If you need to customize how the MCP server is started in a local development environment, you can use a configuration block like the following, which defines a single MCP connection via a local Node process and passes necessary environment values.
{
"mcpServers": {
"a2a-ontology-mcp": {
"command": "node",
"args": ["E:\\codes\\a2a_mcp\\build"],
"env": {
"SPARQL_ENDPOINT": "http://localhost:7200",
"OPENAI_API_KEY": "your-api-key",
"GEMINI_API_KEY" : "your-api-key"
},
"disabled": false,
"autoApprove": []
}
}
}
Available tools
mcp_sparql_execute_query
Executes a SPARQL query against the GraphDB endpoint and returns results to your client.
mcp_sparql_update
Runs SPARQL update operations to modify ontology data in GraphDB.
mcp_sparql_list_repositories
Lists available SPARQL repositories in the GraphDB instance.
mcp_sparql_list_graphs
Retrieves a list of graphs within a repository.

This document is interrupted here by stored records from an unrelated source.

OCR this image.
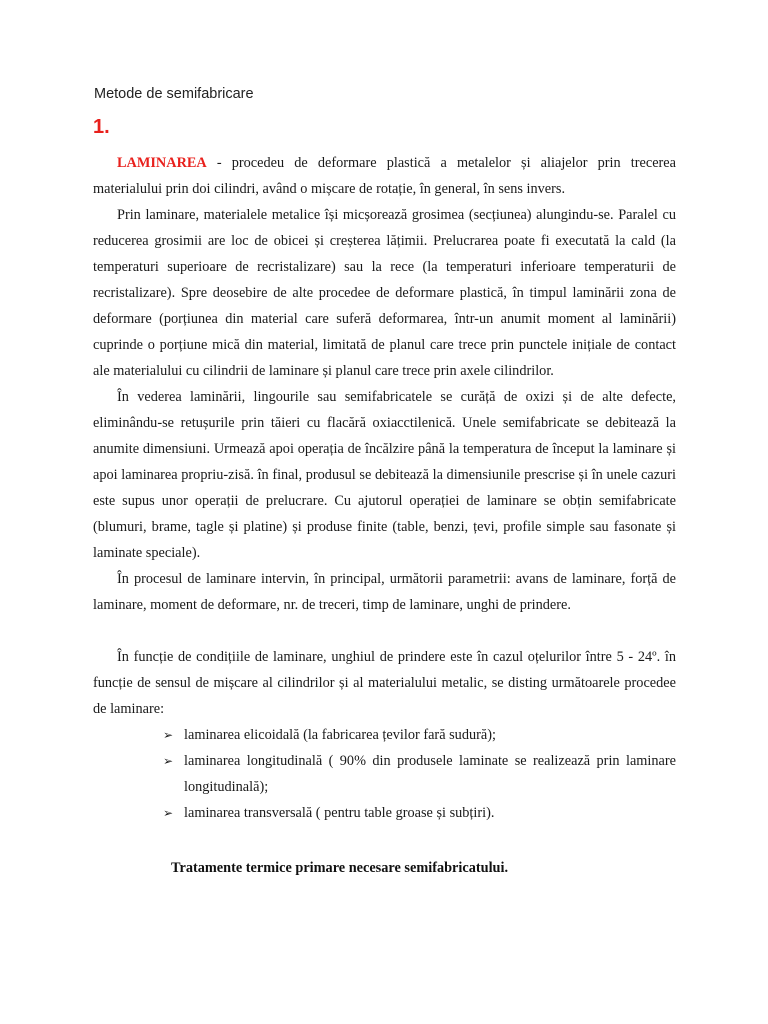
Metode de semifabricare
1.

LAMINAREA - procedeu de deformare plastică a metalelor și aliajelor prin trecerea materialului prin doi cilindri, având o mișcare de rotație, în general, în sens invers.

Prin laminare, materialele metalice își micșorează grosimea (secțiunea) alungindu-se. Paralel cu reducerea grosimii are loc de obicei și creșterea lățimii. Prelucrarea poate fi executată la cald (la temperaturi superioare de recristalizare) sau la rece (la temperaturi inferioare temperaturii de recristalizare). Spre deosebire de alte procedee de deformare plastică, în timpul laminării zona de deformare (porțiunea din material care suferă deformarea, într-un anumit moment al laminării) cuprinde o porțiune mică din material, limitată de planul care trece prin punctele inițiale de contact ale materialului cu cilindrii de laminare și planul care trece prin axele cilindrilor.

În vederea laminării, lingourile sau semifabricatele se curăță de oxizi și de alte defecte, eliminându-se retușurile prin tăieri cu flacără oxiacctilenică. Unele semifabricate se debitează la anumite dimensiuni. Urmează apoi operația de încălzire până la temperatura de început la laminare și apoi laminarea propriu-zisă. în final, produsul se debitează la dimensiunile prescrise și în unele cazuri este supus unor operații de prelucrare. Cu ajutorul operației de laminare se obțin semifabricate (blumuri, brame, tagle și platine) și produse finite (table, benzi, țevi, profile simple sau fasonate și laminate speciale).

În procesul de laminare intervin, în principal, următorii parametrii: avans de laminare, forță de laminare, moment de deformare, nr. de treceri, timp de laminare, unghi de prindere.

În funcție de condițiile de laminare, unghiul de prindere este în cazul oțelurilor între 5 - 24º. în funcție de sensul de mișcare al cilindrilor și al materialului metalic, se disting următoarele procedee de laminare:

➢ laminarea elicoidală (la fabricarea țevilor fară sudură);
➢ laminarea longitudinală ( 90% din produsele laminate se realizează prin laminare longitudinală);
➢ laminarea transversală ( pentru table groase și subțiri).
Tratamente termice primare necesare semifabricatului.
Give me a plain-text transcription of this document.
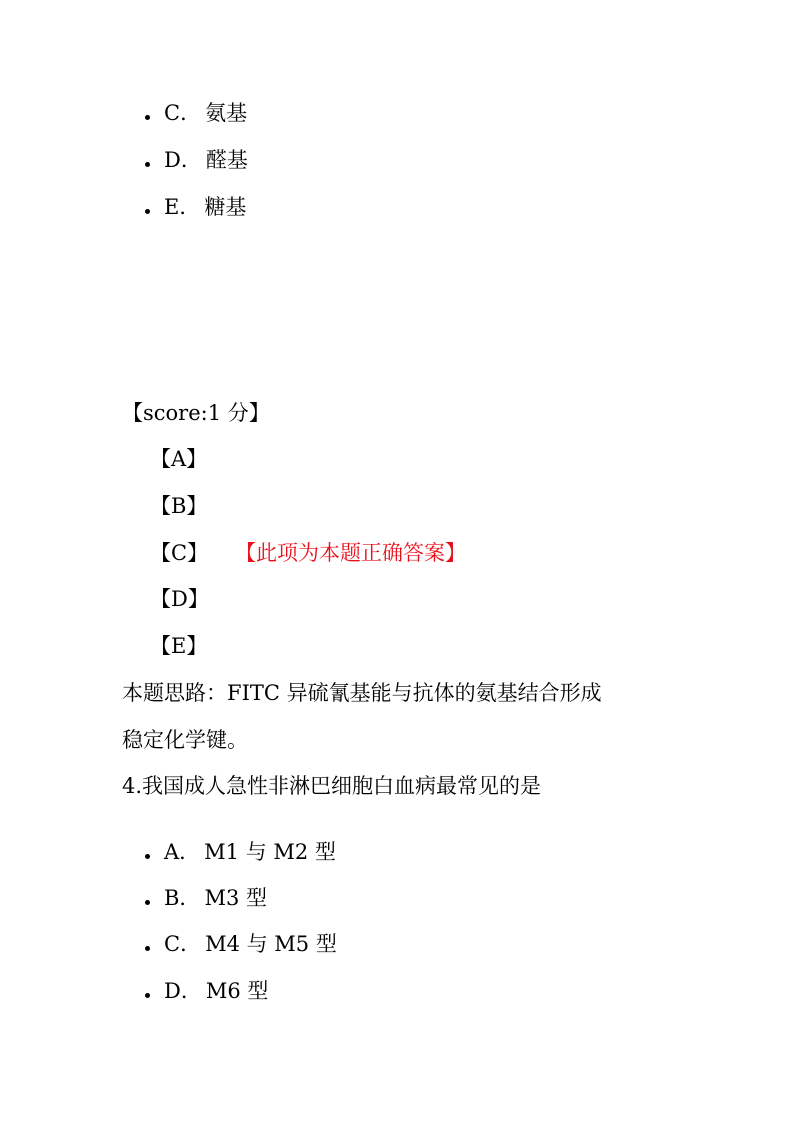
C． 氨基
D． 醛基
E． 糖基
【score:1 分】
【A】
【B】
【C】 【此项为本题正确答案】
【D】
【E】
本题思路：FITC 异硫氰基能与抗体的氨基结合形成
稳定化学键。
4.我国成人急性非淋巴细胞白血病最常见的是
A． M1 与 M2 型
B． M3 型
C． M4 与 M5 型
D． M6 型
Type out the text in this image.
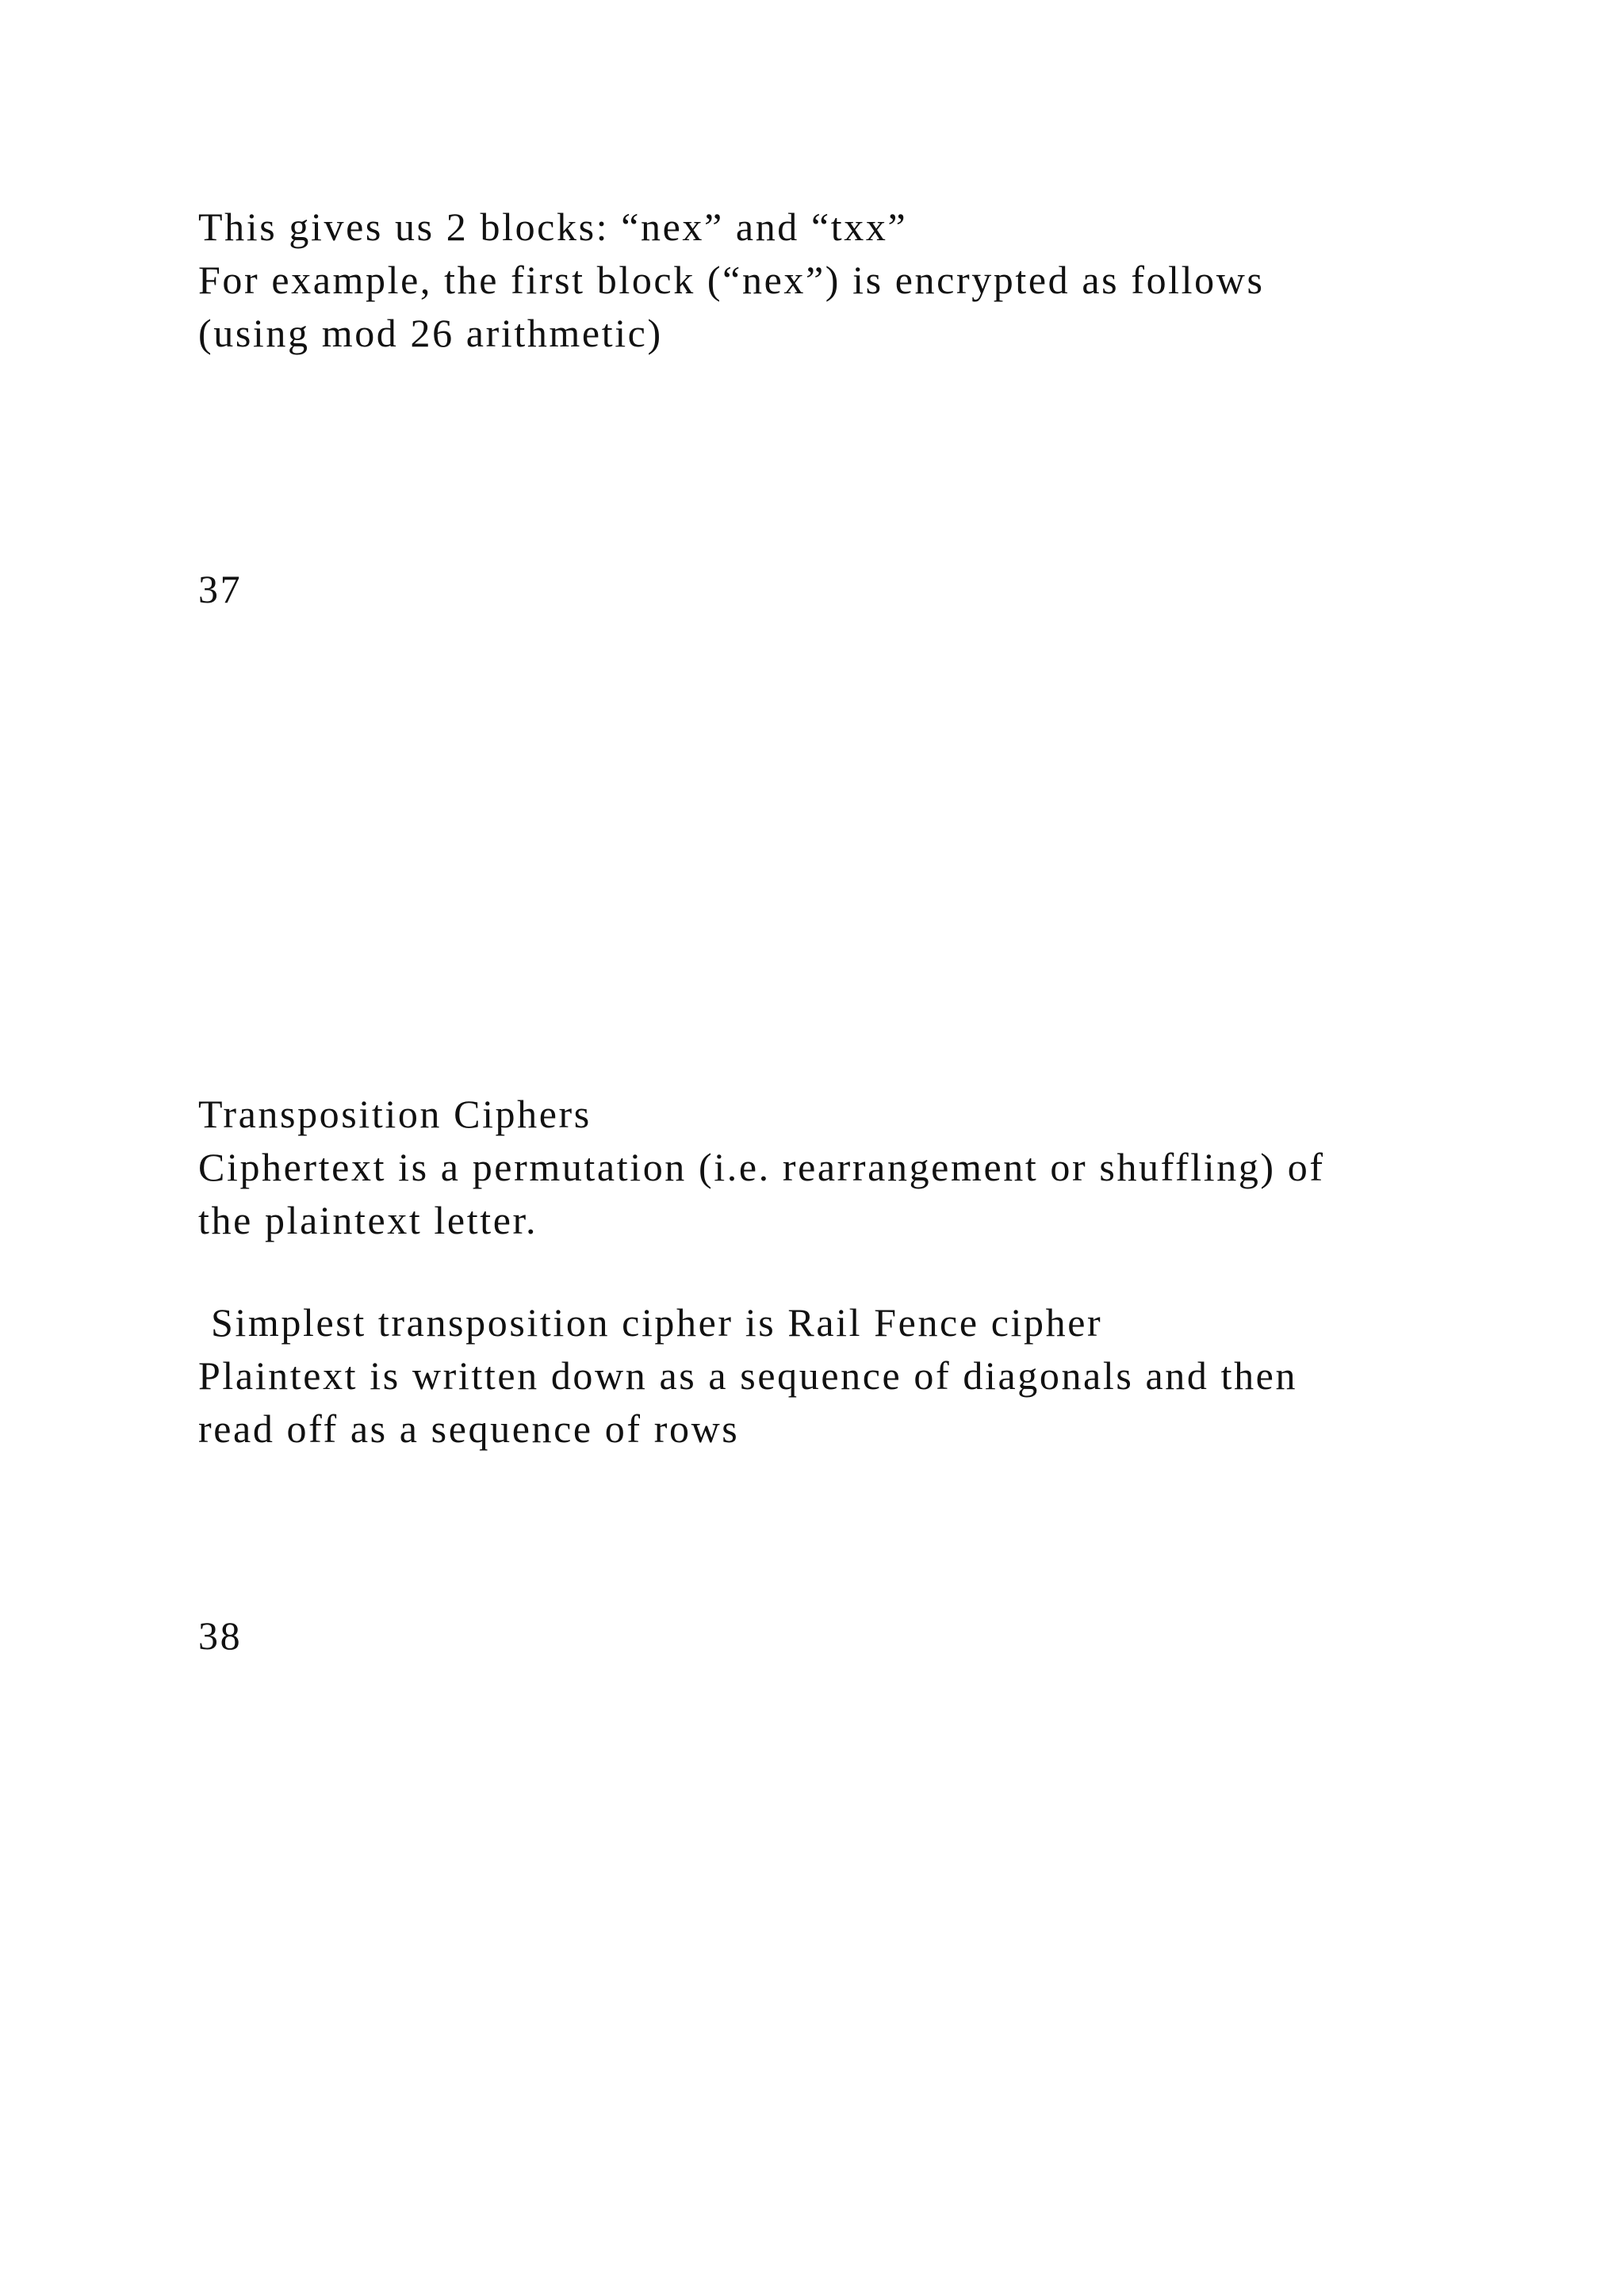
This gives us 2 blocks: “nex” and “txx”

For example, the first block (“nex”) is encrypted as follows

(using mod 26 arithmetic)

37

Transposition Ciphers

Ciphertext is a permutation (i.e. rearrangement or shuffling) of

the plaintext letter.

Simplest transposition cipher is Rail Fence cipher

Plaintext is written down as a sequence of diagonals and then

read off as a sequence of rows

38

mcp_sparql_get_resource_info
Fetches metadata about a specific RDF resource.
mcp_ollama_run
Launches an Ollama model instance for local inference.
mcp_ollama_show
Displays information about a loaded Ollama model.
mcp_ollama_pull
Downloads a model into Ollama for local use.
mcp_ollama_list
Lists available Ollama models.
mcp_ollama_rm
Removes a model from Ollama.
mcp_ollama_chat_completion
Generates chat-based completions using an Ollama model.
mcp_ollama_status
Checks the status of Ollama containers and models.
mcp_openai_chat
Performs chat-style interactions with OpenAI models.
mcp_openai_image
Requests image generation from OpenAI models.
mcp_openai_tts
Converts text to speech using OpenAI capabilities.
mcp_openai_transcribe
Transcribes audio to text using OpenAI services.
mcp_openai_embedding
Creates text embeddings via OpenAI APIs.
mcp_gemini_generate_text
Generates text using Gemini models.
mcp_gemini_chat_completion
Produces chat-style responses with Gemini models.
mcp_gemini_list_models
Lists Gemini-supported models available for use.